Earlier in its history PCAOB officials suggested that it was not a government agency at all, says Nagy. But now, at least in regards to the case pending before the Supreme Court, the PCAOB has conceded that it is a government agency for constitutional purposes, she says. The PCAOB says in its brief that its board is composed of “inferior officers” of the government. As inferior officers, the PCAOB can be appointed by the SEC as prescribed in SOX, which for constitutional purposes is the head of a government department.
But the plaintiffs disagree. To be inferior officers, they say, there must be comprehensive supervision by superior officers. The plaintiffs contend that the SEC’s oversight of the PCAOB, which includes approval of its budget, rules and disciplinary actions, falls short of comprehensive supervision because the SEC has no power over the PCAOB’s investigations or standard-setting agenda. This means, the plaintiffs say, that the five members of the PCAOB are principal officers of the government who must be appointed by the president.
The second issue raised by the plaintiffs is the separation of powers doctrine, which requires the president to execute laws made by Congress—to be in charge of the government. The power to appoint officers of the government is one indicator of presidential authority. The power to remove officers of the government is another. Under SOX, only the SEC can remove members of the PCAOB and then only under limited circumstances. So, the plaintiffs say, even if the PCAOB is composed of inferior officers, it is still unconstitutional because the president can’t remove them.
But the PCAOB and Solicitor General and Supreme Court nominee Elena Kagan, who argued in support of the PCAOB before the Supreme Court, emphasize that the president appoints and can remove, at least for cause, SEC commissioners.
“They contend that by virtue of the SEC’s comprehensive supervision of the PCAOB, separation of powers requirements are therefore met,” says Metzger. The debate over the strength of the president’s power in relation to the separation of powers doctrine has been heating up for some time and not just in relation to this case, says Metzger, who believes prior court precedent favors the PCAOB on the separation of powers issue.

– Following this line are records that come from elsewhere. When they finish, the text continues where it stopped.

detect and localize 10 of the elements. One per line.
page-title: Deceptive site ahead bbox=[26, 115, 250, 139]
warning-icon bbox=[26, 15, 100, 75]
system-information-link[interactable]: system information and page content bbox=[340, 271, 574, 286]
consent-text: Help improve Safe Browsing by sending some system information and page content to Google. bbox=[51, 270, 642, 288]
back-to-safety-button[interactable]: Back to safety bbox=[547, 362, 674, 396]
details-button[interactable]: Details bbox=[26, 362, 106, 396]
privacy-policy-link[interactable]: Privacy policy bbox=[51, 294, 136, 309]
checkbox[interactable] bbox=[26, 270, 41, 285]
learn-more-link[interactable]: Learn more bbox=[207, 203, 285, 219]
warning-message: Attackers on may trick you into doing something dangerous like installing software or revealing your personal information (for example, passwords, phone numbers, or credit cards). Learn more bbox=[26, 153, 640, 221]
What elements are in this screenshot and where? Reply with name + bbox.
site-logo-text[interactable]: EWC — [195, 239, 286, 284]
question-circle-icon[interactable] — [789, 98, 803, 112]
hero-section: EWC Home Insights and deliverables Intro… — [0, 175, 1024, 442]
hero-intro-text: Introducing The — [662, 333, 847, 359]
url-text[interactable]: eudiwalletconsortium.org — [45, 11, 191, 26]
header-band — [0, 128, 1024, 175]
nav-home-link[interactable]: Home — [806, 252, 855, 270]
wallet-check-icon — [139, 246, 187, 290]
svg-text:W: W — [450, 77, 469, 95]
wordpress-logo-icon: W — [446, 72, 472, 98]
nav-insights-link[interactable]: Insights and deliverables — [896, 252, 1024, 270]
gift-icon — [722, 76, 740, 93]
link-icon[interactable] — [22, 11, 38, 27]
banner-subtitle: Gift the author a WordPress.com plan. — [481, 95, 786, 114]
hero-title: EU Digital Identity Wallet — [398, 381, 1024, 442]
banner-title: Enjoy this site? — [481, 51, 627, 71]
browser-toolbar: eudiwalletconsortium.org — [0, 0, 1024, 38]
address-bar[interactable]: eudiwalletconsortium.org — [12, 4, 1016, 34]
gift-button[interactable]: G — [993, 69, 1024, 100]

But she says the majority of the current court could be interested in strengthening presidential power.
The current Supreme Court session’s schedule runs through June 28.
Meanwhile, the SEC staff has been contingency planning in the event that the court rules against the PCAOB. “We’ve done the contingency planning first and foremost to provide ourselves with the ability to immediately address potential filing concerns and day 1 issues so that we can respond quickly,” SEC Chief Accountant James Kroeker told the JofA in an April interview. Such filing concerns could include which auditing standards to follow and whether an auditor formerly registered with the PCAOB could still be used, he said.
Responding to a follow-up request for more details, SEC staff pointed to Kroeker’s May 21 testimony before a congressional panel. “The commission stands ready to issue any interpretive guidance that may be necessary to provide continuity and minimize any disruption in the U.S. capital markets,” said Kroeker.
For its part, a PCAOB spokesperson did not respond to the question of whether it has a contingency plan. “The PCAOB has explained why it believes the Sarbanes-Oxley Act is constitutional in its briefs and argument to the Supreme Court,” said PCAOB spokesperson Shauna Riley. “We look forward to the Court’s ruling.”